# tonights photo shot



## Hellsangler69 (Sep 26, 2007)

Checking out my new lens and I got to say I wish I had a more zoom . Maybe next year . Got out of my vehicle to find a eagle flying right over me so I hurried to get the camera out . 
















Also found some eagle food hopping around all over the place .
















and some deer 
















and the sunset to top things off 
















and the moon


----------



## .45 (Sep 21, 2007)

Nice shots Hellsangler69 !!

Especially on them _jacks....._I didn't think Utah had them anymore... :shock:


----------



## LOAH (Sep 29, 2007)

Really nice. Especially Timp and the moonrise.


----------



## Loke (Sep 7, 2007)

You will never have enough zoom. I do like those sunset pics. It looks like they were taken in my old stomping grounds.


----------



## Nueces (Jul 22, 2008)

Nice looking photos.

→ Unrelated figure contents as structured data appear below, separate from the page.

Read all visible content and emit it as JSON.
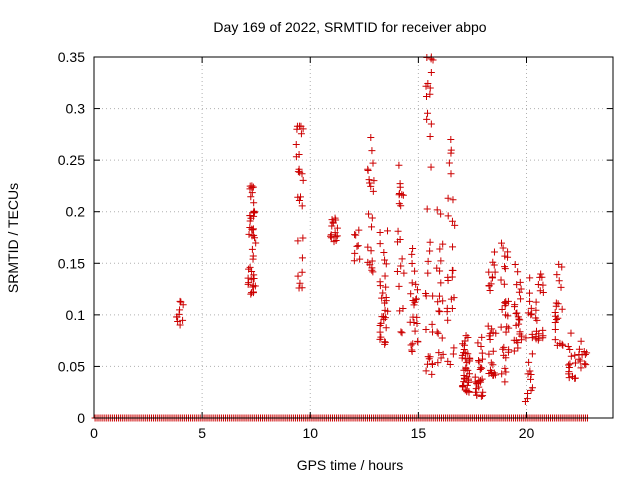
{
  "chart_data": {
    "type": "scatter",
    "title": "Day 169 of 2022, SRMTID for receiver abpo",
    "xlabel": "GPS time / hours",
    "ylabel": "SRMTID / TECUs",
    "xlim": [
      0,
      24
    ],
    "ylim": [
      0,
      0.35
    ],
    "xticks": [
      0,
      5,
      10,
      15,
      20
    ],
    "xtick_labels": [
      "0",
      "5",
      "10",
      "15",
      "20"
    ],
    "yticks": [
      0,
      0.05,
      0.1,
      0.15,
      0.2,
      0.25,
      0.3,
      0.35
    ],
    "ytick_labels": [
      "0",
      "0.05",
      "0.1",
      "0.15",
      "0.2",
      "0.25",
      "0.3",
      "0.35"
    ],
    "grid": true,
    "marker": "+",
    "series_color": "#cc0000",
    "zero_line_x_range": [
      0.05,
      22.9
    ],
    "zero_line_step": 0.09,
    "clusters": [
      {
        "x": 4.0,
        "ymin": 0.09,
        "ymax": 0.125,
        "n": 10
      },
      {
        "x": 7.3,
        "ymin": 0.12,
        "ymax": 0.225,
        "n": 45
      },
      {
        "x": 9.5,
        "ymin": 0.125,
        "ymax": 0.285,
        "n": 25
      },
      {
        "x": 11.1,
        "ymin": 0.17,
        "ymax": 0.21,
        "n": 15
      },
      {
        "x": 12.2,
        "ymin": 0.15,
        "ymax": 0.19,
        "n": 8
      },
      {
        "x": 12.8,
        "ymin": 0.14,
        "ymax": 0.275,
        "n": 20
      },
      {
        "x": 13.4,
        "ymin": 0.07,
        "ymax": 0.19,
        "n": 30
      },
      {
        "x": 14.2,
        "ymin": 0.08,
        "ymax": 0.245,
        "n": 20
      },
      {
        "x": 14.8,
        "ymin": 0.06,
        "ymax": 0.17,
        "n": 25
      },
      {
        "x": 15.5,
        "ymin": 0.04,
        "ymax": 0.35,
        "n": 30
      },
      {
        "x": 16.0,
        "ymin": 0.05,
        "ymax": 0.21,
        "n": 20
      },
      {
        "x": 16.5,
        "ymin": 0.05,
        "ymax": 0.27,
        "n": 25
      },
      {
        "x": 17.2,
        "ymin": 0.025,
        "ymax": 0.08,
        "n": 40
      },
      {
        "x": 17.8,
        "ymin": 0.02,
        "ymax": 0.085,
        "n": 25
      },
      {
        "x": 18.4,
        "ymin": 0.04,
        "ymax": 0.17,
        "n": 30
      },
      {
        "x": 19.0,
        "ymin": 0.035,
        "ymax": 0.17,
        "n": 30
      },
      {
        "x": 19.6,
        "ymin": 0.06,
        "ymax": 0.15,
        "n": 25
      },
      {
        "x": 20.1,
        "ymin": 0.015,
        "ymax": 0.14,
        "n": 20
      },
      {
        "x": 20.6,
        "ymin": 0.07,
        "ymax": 0.14,
        "n": 20
      },
      {
        "x": 21.5,
        "ymin": 0.07,
        "ymax": 0.15,
        "n": 20
      },
      {
        "x": 22.1,
        "ymin": 0.035,
        "ymax": 0.085,
        "n": 15
      },
      {
        "x": 22.6,
        "ymin": 0.045,
        "ymax": 0.075,
        "n": 12
      }
    ],
    "highlights": [
      {
        "x": 15.6,
        "y": 0.35
      },
      {
        "x": 15.6,
        "y": 0.335
      },
      {
        "x": 15.55,
        "y": 0.32
      },
      {
        "x": 15.6,
        "y": 0.285
      },
      {
        "x": 12.8,
        "y": 0.272
      },
      {
        "x": 9.5,
        "y": 0.283
      },
      {
        "x": 16.5,
        "y": 0.27
      },
      {
        "x": 14.1,
        "y": 0.245
      },
      {
        "x": 7.3,
        "y": 0.225
      },
      {
        "x": 19.95,
        "y": 0.016
      },
      {
        "x": 17.7,
        "y": 0.022
      },
      {
        "x": 19.0,
        "y": 0.035
      }
    ]
  }
}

The moon is in an orbit that is supposed to be the closest to the earth for a while this month.


----------



## dkhntrdstn (Sep 7, 2007)

Nice pic there.


----------



## Hellsangler69 (Sep 26, 2007)

My ride to Strawberry today and pickup a few more pics .


----------



## Al Hansen (Sep 7, 2007)

Jacks _(O)_ :shock: SO THAT'S WHAT THE DARN THINGS LOOK LIKE _(O)_ :shock:


----------